My continued support of him to pursue building himself as a decent participant of a larger community was not only in my best interest but in that of my children. And, well, his. It was the sheer utilitarian route; everybody won. And, even though I didn’t know what I had coming as an expression of his non-appreciation a few years later when he attempted bulldozing over me in family law court, I remained well centered and stayed on track to forge my vision for my future as a parent, career woman, and all in all neighborly individual. Needless to say that fighting through a court case that was basically designed to be one that open-and-shut, was my only winning bet. Simultaneously, everyone benefited once again.
In general, you don’t have to be a full-on accomplice to serve as the enabling cover up for a perpetrator. Allowing the behavior makes you just as responsible. On the other hand, demanding reciprocal treatment to uphold the valuable significance of the human dignity, shows self-respect. Moreover, when people of little character have reason to believe that they can hide under your skirt, so to speak, encourages them to repeat the crime.

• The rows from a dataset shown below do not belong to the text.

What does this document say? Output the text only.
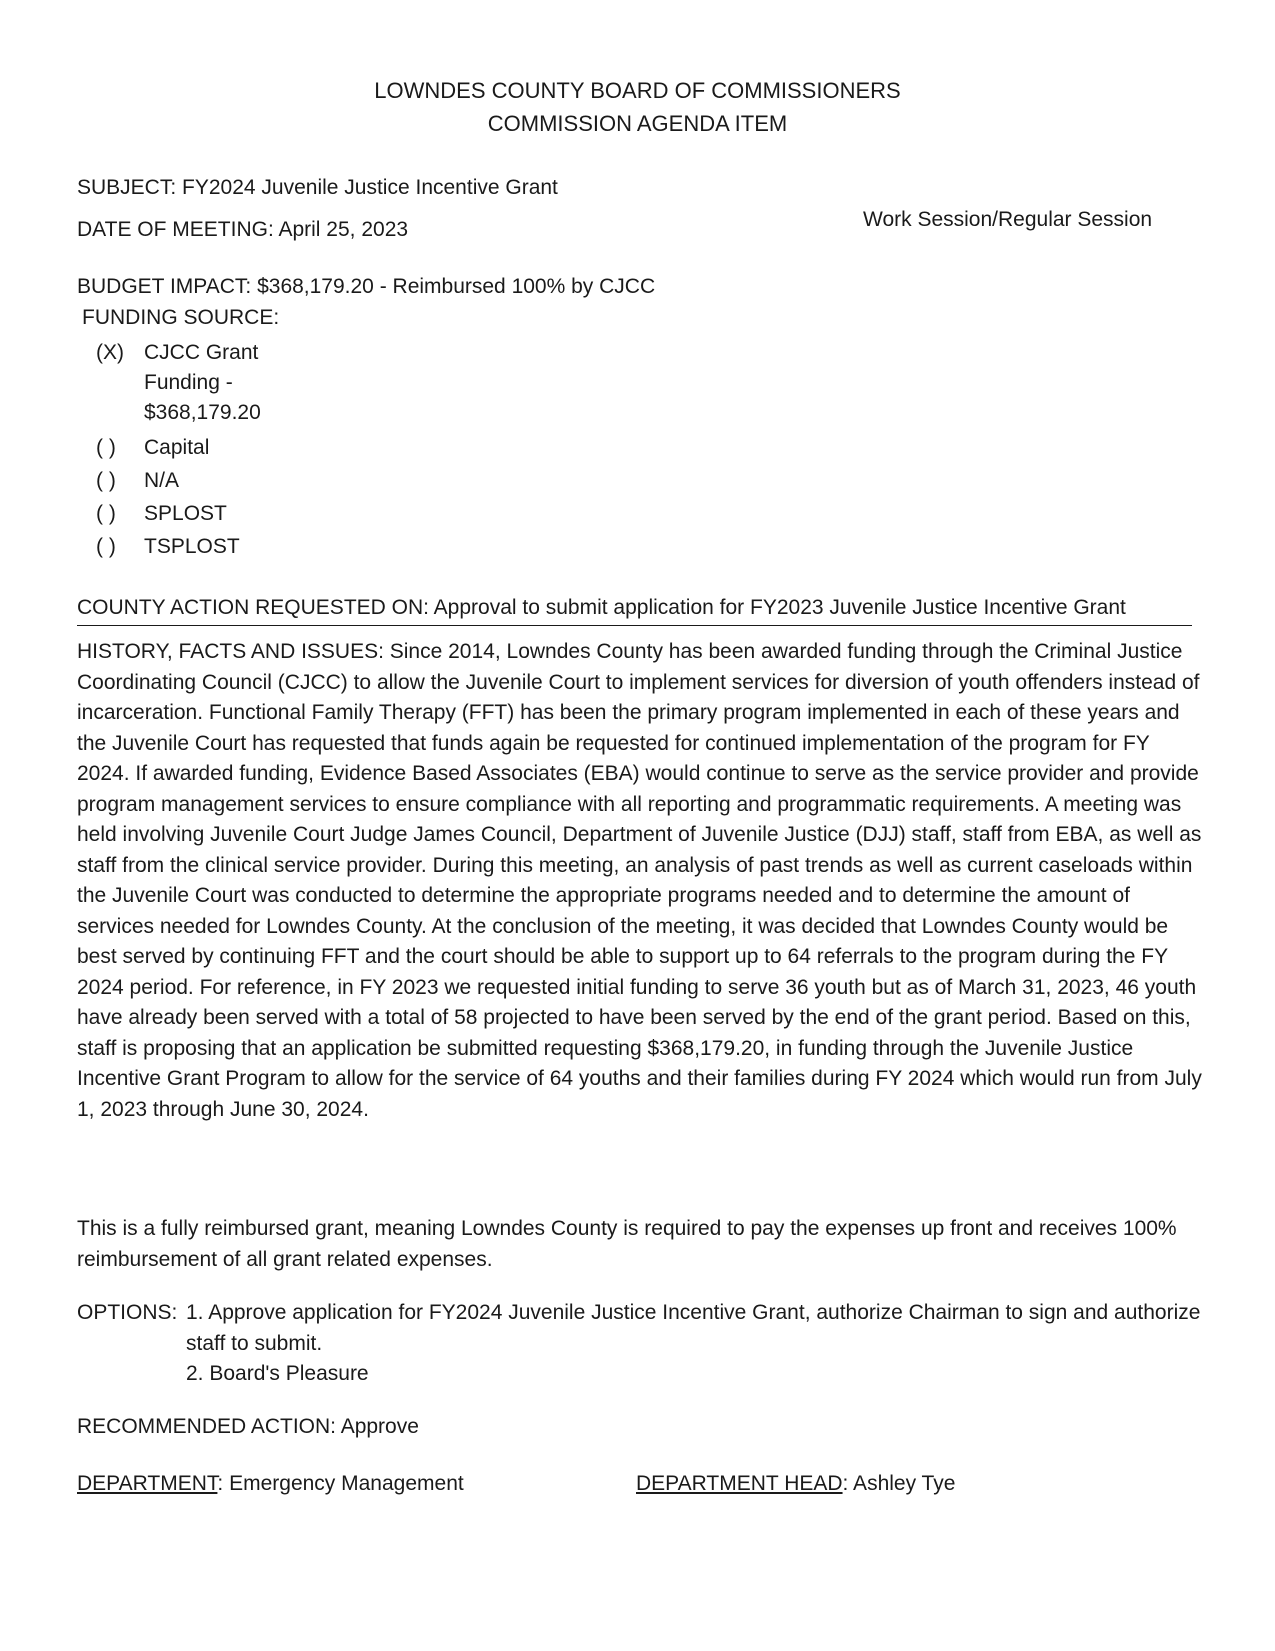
LOWNDES COUNTY BOARD OF COMMISSIONERS
COMMISSION AGENDA ITEM
SUBJECT: FY2024 Juvenile Justice Incentive Grant
DATE OF MEETING: April 25, 2023	Work Session/Regular Session
BUDGET IMPACT: $368,179.20 - Reimbursed 100% by CJCC
FUNDING SOURCE:
(X) CJCC Grant
Funding -
$368,179.20
( )	Capital
( )	N/A
( )	SPLOST
( )	TSPLOST
COUNTY ACTION REQUESTED ON: Approval to submit application for FY2023 Juvenile Justice Incentive Grant
HISTORY, FACTS AND ISSUES: Since 2014, Lowndes County has been awarded funding through the Criminal Justice Coordinating Council (CJCC) to allow the Juvenile Court to implement services for diversion of youth offenders instead of incarceration. Functional Family Therapy (FFT) has been the primary program implemented in each of these years and the Juvenile Court has requested that funds again be requested for continued implementation of the program for FY 2024. If awarded funding, Evidence Based Associates (EBA) would continue to serve as the service provider and provide program management services to ensure compliance with all reporting and programmatic requirements. A meeting was held involving Juvenile Court Judge James Council, Department of Juvenile Justice (DJJ) staff, staff from EBA, as well as staff from the clinical service provider. During this meeting, an analysis of past trends as well as current caseloads within the Juvenile Court was conducted to determine the appropriate programs needed and to determine the amount of services needed for Lowndes County. At the conclusion of the meeting, it was decided that Lowndes County would be best served by continuing FFT and the court should be able to support up to 64 referrals to the program during the FY 2024 period. For reference, in FY 2023 we requested initial funding to serve 36 youth but as of March 31, 2023, 46 youth have already been served with a total of 58 projected to have been served by the end of the grant period. Based on this, staff is proposing that an application be submitted requesting $368,179.20, in funding through the Juvenile Justice Incentive Grant Program to allow for the service of 64 youths and their families during FY 2024 which would run from July 1, 2023 through June 30, 2024.
This is a fully reimbursed grant, meaning Lowndes County is required to pay the expenses up front and receives 100% reimbursement of all grant related expenses.
OPTIONS: 1. Approve application for FY2024 Juvenile Justice Incentive Grant, authorize Chairman to sign and authorize staff to submit.
2. Board's Pleasure
RECOMMENDED ACTION: Approve
DEPARTMENT: Emergency Management	DEPARTMENT HEAD: Ashley Tye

I repeat, I’ve been a good friend to people that may have otherwise lacked solid boundaries intended to prevent self-destructive behavior. More woman should be encouraged to put their little grain of sand into the vast heap.
It never mattered much to me to discuss whether I have good intentions. That’s too subjective. I’ve simply made it a habit to conduct my affairs under the safe assumption that walking into a dark cliff can only be made possible by living under the shadow of a man that never cared to win my trust – same theory can be extended to other types of relationships. It’s up to me to succeed and for me that means leading an open and bright life. The rewards I strive towards are amassed by treasures stored in Heaven. Nobody can take that from me. Here on earth, I simply aim to avoid bigger, life threatening tragedies down the road. While I’m at it, it feels good to pride myself on community-centric solutions as opposed to participating in the spectacles orchestrated on a large public scale which only create scapegoats while culprits get away.
On a positive note, let’s try to always give sinners a chance to repent and reform through social rehabilitation. Getting jaded prevents us from having compassion and only helps the enemy.